Large majorities in every demographic and political group say that their religion is very different from the Muslim religion. However, there are sizable differences in opinions about this: 83% of white evangelical Protestants view Islam as very different, compared with 74% of black Protestants, 69% of white non-Hispanic Catholics and 66% of white mainline Protestants.

Islam in a Word

When asked for the single word that best describes their impression of Islam, far more Americans mention negative words than positive ones (30% vs. 15%); roughly a quarter (23%) characterize the religion with neutral words; about a third (32%) do not offer an opinion.

The single most common word used to describe the Muslim religion is “devout,” or a variant of this word, such as “devotion” or “devoted”; 43 respondents use one of these words to describe their impression of Islam. Nearly as many (40 respondents in all) say that words like “fanatic” or “fanatical” come to mind when thinking about Islam. Other words commonly used to describe impressions of Islam include “different” (35 total responses), “peace” or “peaceful” (34 responses), “confused” or “confusing” (31 responses), “radical” (30 responses), “strict” (26 responses) and “terror” or “terrorism” (25 responses).

More Familiar, More Positive

Nearly half of all non-Muslims (45%) say they know someone who is Muslim, while 41% say that they know a great deal (7%) or some (34%) about the Muslim religion. The proportion of the public expressing at least some familiarity with the Muslim religion has increased modestly from 33% in 2005; in 2002, 34% said they knew a great deal or some about the Muslim religion.

Nearly two-thirds of college graduates (64%) say they know a Muslim, compared with 53% of those with some college experience and just 32% of those with a high school education or less. Similarly, far more college graduates than those with less education say they have at least some knowledge of the Muslim religion and its practices.

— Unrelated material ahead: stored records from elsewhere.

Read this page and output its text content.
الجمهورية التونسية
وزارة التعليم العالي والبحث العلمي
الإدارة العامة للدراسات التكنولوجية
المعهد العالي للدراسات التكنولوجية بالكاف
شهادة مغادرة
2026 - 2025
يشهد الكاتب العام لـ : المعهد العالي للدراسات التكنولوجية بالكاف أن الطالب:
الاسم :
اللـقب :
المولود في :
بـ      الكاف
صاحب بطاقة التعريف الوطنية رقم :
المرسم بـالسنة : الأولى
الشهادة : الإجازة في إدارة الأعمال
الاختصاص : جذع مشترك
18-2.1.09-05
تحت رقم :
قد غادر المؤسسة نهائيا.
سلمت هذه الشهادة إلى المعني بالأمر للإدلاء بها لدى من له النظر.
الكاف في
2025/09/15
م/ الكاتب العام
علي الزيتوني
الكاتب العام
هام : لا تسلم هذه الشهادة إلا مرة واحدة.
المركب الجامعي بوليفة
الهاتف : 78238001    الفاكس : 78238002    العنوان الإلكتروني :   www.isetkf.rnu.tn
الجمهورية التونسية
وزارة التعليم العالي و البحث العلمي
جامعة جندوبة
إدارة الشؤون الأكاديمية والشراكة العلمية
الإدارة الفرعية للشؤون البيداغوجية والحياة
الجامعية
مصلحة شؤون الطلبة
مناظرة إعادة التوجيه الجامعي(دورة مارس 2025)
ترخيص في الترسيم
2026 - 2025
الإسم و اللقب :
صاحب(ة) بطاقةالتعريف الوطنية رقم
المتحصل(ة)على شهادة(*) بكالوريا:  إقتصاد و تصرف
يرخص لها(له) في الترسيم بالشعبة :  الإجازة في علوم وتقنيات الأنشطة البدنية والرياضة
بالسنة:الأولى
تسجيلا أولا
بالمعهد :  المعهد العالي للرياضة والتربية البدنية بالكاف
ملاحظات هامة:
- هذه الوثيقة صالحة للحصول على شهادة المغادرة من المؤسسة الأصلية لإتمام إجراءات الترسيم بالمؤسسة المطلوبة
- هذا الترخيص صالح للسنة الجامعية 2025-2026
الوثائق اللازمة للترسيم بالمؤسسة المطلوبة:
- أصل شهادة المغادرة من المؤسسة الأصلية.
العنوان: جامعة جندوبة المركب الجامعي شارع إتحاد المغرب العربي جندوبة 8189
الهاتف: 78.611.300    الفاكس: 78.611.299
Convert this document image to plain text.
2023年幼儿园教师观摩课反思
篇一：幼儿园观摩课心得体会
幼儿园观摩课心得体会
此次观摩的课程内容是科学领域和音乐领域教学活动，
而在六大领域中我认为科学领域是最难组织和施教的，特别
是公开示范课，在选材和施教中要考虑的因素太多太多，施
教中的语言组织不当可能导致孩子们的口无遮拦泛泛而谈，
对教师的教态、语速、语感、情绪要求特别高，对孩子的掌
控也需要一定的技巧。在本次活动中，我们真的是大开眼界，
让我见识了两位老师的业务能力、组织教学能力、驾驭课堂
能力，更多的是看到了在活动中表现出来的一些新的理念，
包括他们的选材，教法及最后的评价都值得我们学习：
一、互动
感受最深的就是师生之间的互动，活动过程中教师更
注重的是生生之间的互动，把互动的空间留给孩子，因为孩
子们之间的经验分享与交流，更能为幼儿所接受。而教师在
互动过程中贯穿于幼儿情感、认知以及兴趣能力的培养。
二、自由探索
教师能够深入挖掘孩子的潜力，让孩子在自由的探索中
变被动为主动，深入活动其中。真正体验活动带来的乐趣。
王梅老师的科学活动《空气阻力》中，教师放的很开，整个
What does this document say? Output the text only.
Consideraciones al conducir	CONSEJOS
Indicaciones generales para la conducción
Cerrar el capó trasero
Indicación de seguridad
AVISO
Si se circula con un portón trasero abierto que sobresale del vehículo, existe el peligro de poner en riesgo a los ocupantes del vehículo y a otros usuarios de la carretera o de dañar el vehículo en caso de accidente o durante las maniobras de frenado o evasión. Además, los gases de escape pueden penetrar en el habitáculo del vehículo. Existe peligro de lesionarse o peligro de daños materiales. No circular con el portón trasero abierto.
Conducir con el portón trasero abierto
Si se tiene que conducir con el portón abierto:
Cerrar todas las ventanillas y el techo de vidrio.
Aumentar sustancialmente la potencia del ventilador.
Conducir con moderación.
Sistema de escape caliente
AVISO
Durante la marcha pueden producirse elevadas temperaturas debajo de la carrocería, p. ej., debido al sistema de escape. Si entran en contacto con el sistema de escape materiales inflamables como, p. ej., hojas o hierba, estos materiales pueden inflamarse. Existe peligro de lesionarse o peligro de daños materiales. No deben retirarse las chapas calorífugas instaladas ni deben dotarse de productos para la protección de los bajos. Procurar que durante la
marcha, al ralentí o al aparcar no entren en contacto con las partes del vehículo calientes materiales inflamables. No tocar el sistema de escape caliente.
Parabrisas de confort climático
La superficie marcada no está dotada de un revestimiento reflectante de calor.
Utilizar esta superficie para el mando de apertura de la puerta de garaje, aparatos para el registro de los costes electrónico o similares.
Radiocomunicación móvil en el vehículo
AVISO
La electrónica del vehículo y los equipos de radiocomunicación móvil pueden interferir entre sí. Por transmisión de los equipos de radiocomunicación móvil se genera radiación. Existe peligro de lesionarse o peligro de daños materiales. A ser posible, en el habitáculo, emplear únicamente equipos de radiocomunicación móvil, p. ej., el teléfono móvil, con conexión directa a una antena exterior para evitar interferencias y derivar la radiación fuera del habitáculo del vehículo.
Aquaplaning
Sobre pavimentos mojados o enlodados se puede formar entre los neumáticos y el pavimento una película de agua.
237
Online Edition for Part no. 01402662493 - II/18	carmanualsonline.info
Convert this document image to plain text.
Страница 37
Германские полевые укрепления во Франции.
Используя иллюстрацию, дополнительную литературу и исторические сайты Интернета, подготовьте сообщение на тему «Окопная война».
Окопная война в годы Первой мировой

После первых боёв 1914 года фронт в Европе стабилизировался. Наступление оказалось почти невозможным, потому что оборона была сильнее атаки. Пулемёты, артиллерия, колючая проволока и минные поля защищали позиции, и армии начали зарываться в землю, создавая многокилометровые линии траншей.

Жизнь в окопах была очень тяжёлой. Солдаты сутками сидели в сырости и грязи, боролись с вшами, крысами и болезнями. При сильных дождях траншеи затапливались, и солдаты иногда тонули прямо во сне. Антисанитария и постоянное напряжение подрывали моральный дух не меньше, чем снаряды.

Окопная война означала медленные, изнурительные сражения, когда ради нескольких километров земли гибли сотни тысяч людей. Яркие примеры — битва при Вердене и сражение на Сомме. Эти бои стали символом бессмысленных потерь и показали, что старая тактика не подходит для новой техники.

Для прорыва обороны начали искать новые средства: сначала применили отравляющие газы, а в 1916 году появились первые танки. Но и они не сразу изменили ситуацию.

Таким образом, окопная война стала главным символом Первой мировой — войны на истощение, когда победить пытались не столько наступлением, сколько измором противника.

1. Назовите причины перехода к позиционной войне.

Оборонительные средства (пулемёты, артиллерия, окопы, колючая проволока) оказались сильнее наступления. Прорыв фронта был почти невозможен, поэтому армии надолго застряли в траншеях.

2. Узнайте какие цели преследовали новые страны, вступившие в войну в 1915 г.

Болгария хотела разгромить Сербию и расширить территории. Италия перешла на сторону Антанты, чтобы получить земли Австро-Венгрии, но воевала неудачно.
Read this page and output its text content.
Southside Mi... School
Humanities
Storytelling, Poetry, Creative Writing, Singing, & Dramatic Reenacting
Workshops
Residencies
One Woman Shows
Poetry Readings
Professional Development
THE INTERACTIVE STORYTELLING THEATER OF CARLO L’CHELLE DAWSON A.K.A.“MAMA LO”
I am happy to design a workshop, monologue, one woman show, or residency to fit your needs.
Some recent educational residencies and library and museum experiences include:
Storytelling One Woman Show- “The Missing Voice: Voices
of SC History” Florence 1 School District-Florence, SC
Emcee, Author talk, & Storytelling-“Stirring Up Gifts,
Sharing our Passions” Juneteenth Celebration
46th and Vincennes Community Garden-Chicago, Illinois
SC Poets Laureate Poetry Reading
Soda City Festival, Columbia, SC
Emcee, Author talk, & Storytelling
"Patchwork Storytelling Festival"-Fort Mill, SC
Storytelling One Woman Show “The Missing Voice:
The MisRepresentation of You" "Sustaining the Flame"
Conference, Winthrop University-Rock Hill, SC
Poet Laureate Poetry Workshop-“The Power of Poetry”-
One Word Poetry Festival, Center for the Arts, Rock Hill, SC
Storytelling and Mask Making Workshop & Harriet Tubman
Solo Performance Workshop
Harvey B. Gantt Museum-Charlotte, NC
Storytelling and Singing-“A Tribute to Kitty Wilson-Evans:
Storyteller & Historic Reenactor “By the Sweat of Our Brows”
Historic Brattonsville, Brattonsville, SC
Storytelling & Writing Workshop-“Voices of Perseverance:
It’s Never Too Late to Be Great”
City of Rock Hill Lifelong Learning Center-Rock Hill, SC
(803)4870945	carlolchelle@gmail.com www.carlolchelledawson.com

There also are substantial age differences in familiarity with Muslims and knowledge of their religion. Roughly half of those ages 18-29 say they know a Muslim, as do 50% of those ages 30-49 and 45% of those in their 50s and early 60s; however, just 29% of those ages 65 and older say they are acquainted with a Muslim. The gap is comparable across age groups in self-reported knowledge of the Muslim religion.

The survey shows that knowing a Muslim is associated with more positive views of the religion. Among those who know a Muslim, for instance, a majority (56%) has a favorable overall impression of Muslims, compared with just 32% of those who are not acquainted with a Muslim.

This pattern extends across several other measures of views of Muslims and Islam. Among those who know a Muslim, most (59%) say that a Muslim candidate’s religion would make no difference in deciding how to vote in a presidential election. But among those who do not know a Muslim, a majority (52%) says they would be less likely to vote for a Muslim presidential candidate.

People who say they know a Muslim are divided over whether the Muslim religion encourages violence; 50% say it does not, while 42% say it does. By 48%-29%, those who do not know a Muslim say that Islam is more likely than other religions to encourage violence.